November 6, 2006
Freie Universität Berlin
Institut für Informatik
Takustr. 9,
room 005
Lecture - 14:15
Abstract:
Given a finite point set, we consider the family of all
of its triangulations, i.e. the set of maximal crossing-free
geometric graphs on this point set. In particular, we
are interested in the cardinality of this family and in
the structure of the flip graph which has the triangulations as its
vertices, and two triangulations are adjacent if they
can be obtained from each other by a so-called edge flip.
We first provide a brief account of some results known and then
concentrate on triangulations of the n x n lattice {0,1,...,n}^2.
Colloquium - 16:00
Abstract:
In this talk we outline how small graph separators help to reduce the
running time of fixed-parameter algorithms for certain hard geometric
problems. We focus on the Minimum Weight Triangulation problem (MWT)

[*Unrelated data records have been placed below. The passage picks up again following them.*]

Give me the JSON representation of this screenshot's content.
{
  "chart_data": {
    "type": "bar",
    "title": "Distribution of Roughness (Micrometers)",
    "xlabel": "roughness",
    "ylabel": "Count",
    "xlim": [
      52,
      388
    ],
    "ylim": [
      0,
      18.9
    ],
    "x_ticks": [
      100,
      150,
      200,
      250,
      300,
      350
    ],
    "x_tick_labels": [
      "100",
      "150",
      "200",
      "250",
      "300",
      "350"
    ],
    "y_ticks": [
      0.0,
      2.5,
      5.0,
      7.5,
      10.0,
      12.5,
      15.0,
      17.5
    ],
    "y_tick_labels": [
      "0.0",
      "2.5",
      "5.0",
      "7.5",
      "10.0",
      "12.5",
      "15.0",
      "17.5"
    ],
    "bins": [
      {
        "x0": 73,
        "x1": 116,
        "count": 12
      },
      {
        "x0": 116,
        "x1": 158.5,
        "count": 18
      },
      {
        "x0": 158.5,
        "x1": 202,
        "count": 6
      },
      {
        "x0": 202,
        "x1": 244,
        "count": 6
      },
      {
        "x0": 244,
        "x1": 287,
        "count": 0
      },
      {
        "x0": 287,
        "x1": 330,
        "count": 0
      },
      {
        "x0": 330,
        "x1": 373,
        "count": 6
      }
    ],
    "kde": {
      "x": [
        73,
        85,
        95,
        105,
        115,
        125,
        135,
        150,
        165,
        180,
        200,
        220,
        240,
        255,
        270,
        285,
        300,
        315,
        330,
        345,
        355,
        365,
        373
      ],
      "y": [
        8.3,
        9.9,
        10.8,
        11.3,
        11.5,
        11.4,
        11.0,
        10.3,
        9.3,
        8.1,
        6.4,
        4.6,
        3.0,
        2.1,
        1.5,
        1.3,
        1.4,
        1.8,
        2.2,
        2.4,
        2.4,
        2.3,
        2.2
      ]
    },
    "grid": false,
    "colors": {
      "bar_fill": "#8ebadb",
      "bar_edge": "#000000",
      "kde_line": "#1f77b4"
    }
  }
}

and present a fixed-parameter algorithm which computes for a set $P$
of $n$ points in the plane in $O(2^{O(\sqrt{k} log k)} * k\sqrt{k}n^3)
$ time a minimum weight triangulation. The parameter $k$ is the
number of points in $P$ that lie in the interior of the convex hull
of $P$. We will briefly sketch how the same idea can be used for
other hard geometric problems such as TSP.
(This is joint work with Andreas Spillner)